Camellias have been a staple in old southern landscapes for centuries. One of my favorites is Kramer’s Supreme Camellia. Fist-sized, informally ruffled, red blooms are their prized calling card. Once established, they are easy to care for and require little maintenance. Here is what you should know about growing them.
Kramer’s Supreme Camellias are upright shrubs that get 8-10 feet tall and around 6 -8 feet wide. They have glossy, emerald green foliage year-round, making them evergreens. In late winter, the 5-inch, deep red blooms will emerge. No part of this plant will be toxic to the family pets.
Camellia japonicas should be placed in part shade to full shade. Dappled sun or filtered sun is acceptable as well. They like a mildly acidic soil pH, around 6.5 on the scale. Upon initial planting, you make sure to water the new transplant regularly to ensure the root ball doesn’t dry out. The soil media you plant your Camellia in should be very well drained and amended with acid to ensure the plant receives the proper nutrition. Acidic soil conditions can be achieved a number of ways but an easy way to get this is to use Fertilome Camellia and Azalea Food. A more organic option is to incorporate UNWASHED (unused) coffee grounds into the soil before planting. Coffee contains acid which releases when you water, acidifying the soil.
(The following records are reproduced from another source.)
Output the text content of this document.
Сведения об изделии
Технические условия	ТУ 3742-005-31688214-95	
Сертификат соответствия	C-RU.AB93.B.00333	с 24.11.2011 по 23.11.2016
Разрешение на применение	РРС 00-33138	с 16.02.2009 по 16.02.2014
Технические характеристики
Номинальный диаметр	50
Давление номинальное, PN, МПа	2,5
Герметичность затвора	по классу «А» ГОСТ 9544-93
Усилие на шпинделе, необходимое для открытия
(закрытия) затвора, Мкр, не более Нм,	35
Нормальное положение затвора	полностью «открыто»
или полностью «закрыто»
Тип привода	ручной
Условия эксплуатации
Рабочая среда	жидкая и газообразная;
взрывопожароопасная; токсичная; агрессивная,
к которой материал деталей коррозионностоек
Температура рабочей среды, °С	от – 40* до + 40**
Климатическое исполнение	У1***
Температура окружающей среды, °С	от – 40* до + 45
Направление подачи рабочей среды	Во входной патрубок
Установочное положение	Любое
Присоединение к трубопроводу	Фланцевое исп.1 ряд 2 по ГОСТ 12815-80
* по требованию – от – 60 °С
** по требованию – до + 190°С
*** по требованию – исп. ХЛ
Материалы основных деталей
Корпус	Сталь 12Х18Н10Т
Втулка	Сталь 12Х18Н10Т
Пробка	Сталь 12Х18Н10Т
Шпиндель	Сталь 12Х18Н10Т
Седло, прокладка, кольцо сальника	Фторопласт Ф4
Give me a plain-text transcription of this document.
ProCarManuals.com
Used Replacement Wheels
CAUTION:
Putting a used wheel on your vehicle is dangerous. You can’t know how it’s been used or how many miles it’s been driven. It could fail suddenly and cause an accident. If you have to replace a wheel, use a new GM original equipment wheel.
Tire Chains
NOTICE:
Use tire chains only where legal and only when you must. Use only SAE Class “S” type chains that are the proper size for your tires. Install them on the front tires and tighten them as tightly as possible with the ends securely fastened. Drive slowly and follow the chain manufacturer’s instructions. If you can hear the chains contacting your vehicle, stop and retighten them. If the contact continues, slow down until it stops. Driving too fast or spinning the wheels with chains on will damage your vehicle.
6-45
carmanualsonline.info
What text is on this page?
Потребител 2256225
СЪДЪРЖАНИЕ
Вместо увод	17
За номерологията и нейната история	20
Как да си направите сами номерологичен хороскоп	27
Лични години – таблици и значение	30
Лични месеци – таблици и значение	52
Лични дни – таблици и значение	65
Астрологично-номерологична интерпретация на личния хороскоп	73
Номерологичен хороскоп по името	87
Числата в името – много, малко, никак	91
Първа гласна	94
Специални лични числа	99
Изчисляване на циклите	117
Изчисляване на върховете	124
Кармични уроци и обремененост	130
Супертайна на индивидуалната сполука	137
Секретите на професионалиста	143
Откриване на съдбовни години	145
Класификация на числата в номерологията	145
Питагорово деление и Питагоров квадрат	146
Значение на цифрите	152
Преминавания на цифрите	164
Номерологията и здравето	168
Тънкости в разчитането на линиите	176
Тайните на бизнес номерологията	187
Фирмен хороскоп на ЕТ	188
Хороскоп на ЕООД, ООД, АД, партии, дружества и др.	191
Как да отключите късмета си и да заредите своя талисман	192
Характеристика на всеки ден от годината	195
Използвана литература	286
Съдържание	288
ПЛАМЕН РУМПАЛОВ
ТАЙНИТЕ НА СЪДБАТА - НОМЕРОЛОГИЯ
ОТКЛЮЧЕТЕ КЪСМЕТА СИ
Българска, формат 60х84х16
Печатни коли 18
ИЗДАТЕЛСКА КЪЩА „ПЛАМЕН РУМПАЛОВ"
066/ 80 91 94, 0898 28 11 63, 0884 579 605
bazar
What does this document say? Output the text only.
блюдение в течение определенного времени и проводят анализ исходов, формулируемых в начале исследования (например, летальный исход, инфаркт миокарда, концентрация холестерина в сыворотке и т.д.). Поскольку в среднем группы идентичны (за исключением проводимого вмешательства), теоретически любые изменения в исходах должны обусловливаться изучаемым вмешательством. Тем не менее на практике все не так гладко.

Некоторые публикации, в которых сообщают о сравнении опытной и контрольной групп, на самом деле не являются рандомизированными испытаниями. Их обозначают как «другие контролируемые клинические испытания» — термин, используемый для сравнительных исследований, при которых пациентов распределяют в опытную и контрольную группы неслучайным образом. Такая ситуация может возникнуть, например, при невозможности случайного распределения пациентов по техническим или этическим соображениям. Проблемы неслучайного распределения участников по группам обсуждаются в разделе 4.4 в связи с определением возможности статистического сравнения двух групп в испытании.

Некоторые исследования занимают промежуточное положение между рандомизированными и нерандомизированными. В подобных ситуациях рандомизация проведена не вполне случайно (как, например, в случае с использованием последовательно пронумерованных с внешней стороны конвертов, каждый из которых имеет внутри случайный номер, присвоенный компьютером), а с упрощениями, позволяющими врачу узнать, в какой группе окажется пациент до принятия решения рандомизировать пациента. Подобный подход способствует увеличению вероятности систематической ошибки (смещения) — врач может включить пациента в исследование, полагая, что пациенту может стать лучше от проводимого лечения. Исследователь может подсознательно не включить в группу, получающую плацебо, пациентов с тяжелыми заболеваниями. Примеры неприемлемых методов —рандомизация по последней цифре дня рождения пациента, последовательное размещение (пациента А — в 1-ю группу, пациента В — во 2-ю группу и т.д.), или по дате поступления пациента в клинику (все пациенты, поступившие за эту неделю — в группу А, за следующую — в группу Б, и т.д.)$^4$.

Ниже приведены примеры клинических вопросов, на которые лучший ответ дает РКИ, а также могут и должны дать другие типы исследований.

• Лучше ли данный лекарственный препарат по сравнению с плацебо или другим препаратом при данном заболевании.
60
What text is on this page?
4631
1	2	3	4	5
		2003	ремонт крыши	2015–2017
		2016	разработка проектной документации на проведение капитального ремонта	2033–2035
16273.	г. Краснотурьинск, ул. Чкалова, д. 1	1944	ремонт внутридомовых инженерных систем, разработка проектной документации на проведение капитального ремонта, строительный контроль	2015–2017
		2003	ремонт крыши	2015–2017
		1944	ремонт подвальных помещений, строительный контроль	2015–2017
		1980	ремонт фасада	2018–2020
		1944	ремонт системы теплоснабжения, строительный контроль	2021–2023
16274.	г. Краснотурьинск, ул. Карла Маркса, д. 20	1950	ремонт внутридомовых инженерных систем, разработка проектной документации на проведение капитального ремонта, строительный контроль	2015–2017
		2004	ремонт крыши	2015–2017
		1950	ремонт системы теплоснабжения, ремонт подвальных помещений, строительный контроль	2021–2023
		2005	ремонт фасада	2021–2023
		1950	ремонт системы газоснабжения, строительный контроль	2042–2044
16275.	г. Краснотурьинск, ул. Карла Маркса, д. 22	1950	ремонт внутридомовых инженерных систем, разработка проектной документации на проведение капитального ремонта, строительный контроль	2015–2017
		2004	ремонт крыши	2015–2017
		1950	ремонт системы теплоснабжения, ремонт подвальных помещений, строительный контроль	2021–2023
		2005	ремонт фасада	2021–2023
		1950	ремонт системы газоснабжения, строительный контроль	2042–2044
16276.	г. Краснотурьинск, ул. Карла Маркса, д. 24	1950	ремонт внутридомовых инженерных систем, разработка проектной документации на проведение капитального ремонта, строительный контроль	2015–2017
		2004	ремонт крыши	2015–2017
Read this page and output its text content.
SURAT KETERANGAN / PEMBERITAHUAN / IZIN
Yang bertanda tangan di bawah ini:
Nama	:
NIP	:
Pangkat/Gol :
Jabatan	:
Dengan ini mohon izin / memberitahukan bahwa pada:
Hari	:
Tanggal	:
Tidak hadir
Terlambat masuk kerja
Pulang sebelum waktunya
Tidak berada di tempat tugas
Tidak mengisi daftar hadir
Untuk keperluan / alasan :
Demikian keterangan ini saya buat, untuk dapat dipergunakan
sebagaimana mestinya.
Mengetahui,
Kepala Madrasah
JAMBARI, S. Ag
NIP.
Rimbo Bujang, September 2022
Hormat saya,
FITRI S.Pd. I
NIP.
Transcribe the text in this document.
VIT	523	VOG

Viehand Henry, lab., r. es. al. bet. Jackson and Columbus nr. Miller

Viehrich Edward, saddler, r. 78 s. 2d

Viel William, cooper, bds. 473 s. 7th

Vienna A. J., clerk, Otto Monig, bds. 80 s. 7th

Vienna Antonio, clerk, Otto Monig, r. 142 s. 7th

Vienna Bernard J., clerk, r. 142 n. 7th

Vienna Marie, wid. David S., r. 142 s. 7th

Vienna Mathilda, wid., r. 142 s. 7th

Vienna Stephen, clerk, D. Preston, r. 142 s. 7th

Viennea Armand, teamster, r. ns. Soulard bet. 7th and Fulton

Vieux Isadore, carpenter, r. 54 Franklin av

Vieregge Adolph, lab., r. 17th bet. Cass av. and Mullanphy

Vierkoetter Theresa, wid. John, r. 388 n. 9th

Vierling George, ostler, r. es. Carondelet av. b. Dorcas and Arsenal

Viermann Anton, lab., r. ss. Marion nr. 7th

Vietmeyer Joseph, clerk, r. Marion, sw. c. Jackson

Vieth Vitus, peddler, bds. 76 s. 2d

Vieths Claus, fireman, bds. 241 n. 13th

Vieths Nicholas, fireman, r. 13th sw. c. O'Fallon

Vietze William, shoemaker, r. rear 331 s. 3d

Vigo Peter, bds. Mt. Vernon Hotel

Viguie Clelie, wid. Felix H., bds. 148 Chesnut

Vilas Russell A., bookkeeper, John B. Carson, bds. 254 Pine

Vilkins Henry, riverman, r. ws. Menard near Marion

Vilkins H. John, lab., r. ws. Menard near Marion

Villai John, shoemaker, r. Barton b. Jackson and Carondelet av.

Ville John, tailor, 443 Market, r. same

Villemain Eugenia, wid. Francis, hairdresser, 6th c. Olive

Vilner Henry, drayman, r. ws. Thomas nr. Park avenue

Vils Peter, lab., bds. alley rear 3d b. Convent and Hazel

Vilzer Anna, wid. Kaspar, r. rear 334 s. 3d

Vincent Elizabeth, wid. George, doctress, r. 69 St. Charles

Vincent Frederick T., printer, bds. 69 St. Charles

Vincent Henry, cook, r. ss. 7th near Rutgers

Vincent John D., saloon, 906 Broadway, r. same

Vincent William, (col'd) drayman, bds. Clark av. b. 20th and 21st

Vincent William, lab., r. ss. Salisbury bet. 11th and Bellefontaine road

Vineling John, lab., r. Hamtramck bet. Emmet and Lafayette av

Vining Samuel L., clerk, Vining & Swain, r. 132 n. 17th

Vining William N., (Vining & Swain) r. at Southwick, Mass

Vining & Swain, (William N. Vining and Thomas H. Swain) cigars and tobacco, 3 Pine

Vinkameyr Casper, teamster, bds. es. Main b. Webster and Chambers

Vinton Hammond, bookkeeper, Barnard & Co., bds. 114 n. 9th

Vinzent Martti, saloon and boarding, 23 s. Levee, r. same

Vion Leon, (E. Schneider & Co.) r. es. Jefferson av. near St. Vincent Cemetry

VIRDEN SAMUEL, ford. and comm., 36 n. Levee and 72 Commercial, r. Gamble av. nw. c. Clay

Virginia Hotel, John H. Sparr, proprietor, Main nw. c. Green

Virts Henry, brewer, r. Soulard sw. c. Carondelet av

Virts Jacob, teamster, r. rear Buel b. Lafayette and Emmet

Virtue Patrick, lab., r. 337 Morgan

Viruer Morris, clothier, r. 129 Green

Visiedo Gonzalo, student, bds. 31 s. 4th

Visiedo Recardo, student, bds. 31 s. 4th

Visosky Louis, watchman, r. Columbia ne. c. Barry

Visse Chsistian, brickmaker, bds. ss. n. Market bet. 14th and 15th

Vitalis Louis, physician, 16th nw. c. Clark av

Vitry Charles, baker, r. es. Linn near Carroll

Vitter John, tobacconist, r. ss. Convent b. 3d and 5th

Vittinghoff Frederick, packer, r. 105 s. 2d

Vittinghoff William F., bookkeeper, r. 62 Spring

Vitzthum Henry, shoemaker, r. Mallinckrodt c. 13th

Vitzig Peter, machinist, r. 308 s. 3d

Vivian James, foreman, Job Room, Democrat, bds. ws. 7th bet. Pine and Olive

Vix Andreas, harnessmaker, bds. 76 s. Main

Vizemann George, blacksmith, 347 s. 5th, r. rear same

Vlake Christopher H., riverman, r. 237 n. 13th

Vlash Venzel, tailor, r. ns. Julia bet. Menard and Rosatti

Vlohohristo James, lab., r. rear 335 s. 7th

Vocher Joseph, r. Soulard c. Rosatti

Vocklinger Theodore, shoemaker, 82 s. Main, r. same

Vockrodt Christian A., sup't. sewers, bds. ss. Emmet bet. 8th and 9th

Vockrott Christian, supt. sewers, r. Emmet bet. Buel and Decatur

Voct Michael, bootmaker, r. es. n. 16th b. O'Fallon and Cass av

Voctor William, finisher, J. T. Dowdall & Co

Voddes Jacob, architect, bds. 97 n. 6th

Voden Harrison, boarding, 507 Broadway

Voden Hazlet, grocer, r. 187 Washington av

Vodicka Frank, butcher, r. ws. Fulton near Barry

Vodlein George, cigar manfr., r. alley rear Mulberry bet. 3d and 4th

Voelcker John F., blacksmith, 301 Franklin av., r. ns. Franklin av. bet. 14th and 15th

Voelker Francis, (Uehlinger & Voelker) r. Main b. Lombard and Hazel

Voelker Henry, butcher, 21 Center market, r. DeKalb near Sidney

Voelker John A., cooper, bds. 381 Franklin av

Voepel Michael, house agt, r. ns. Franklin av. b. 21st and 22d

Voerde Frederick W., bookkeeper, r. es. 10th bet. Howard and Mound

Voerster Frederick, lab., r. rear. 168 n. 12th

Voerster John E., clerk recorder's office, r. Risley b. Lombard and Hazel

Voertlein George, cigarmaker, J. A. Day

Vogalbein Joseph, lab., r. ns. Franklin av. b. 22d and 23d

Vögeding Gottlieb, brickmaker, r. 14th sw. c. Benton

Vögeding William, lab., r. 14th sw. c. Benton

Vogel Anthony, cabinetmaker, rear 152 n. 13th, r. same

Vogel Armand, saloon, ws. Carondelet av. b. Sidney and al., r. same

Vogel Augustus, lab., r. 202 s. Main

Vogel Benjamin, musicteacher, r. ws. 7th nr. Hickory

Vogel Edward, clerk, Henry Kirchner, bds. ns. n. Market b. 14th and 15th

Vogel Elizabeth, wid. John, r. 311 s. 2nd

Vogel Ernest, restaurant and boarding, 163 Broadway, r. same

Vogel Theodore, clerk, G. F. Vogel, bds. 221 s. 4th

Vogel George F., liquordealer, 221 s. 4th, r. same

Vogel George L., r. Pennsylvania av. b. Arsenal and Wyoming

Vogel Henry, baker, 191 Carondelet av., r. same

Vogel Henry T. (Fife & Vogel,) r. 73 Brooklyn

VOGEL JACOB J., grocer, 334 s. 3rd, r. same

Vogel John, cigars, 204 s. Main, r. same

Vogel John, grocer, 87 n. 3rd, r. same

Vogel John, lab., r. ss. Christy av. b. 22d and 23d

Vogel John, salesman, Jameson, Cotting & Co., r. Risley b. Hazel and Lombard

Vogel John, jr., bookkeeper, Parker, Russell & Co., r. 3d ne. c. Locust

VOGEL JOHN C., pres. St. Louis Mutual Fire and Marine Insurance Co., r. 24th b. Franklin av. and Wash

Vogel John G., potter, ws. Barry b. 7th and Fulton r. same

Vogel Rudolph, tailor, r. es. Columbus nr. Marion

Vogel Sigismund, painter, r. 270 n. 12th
Kramer’s Supreme, as with all Camellias, can be used as a specimen focal point in any shade garden. They can be used in pots as well due to their extremely slow growth rate. They can be formed into hedges and used as a screen or living wall. They can be used as a topiary and even an outdoor or indoor Bonsai. The blooms are usually cut and floated in a bowl of water, to bring a little of the cold outdoors, inside.
Being one of the most traditional Southern centerpieces in the shade garden, Camellias will continue to be a go-to here. They brighten up those cold, harsh winter days as you gaze outside, huddled around a fire with a warm cup of cocoa. There aren’t many plants that will bloom quite like these in winter. Warm up those shady spots with some red hot flowering shrubs!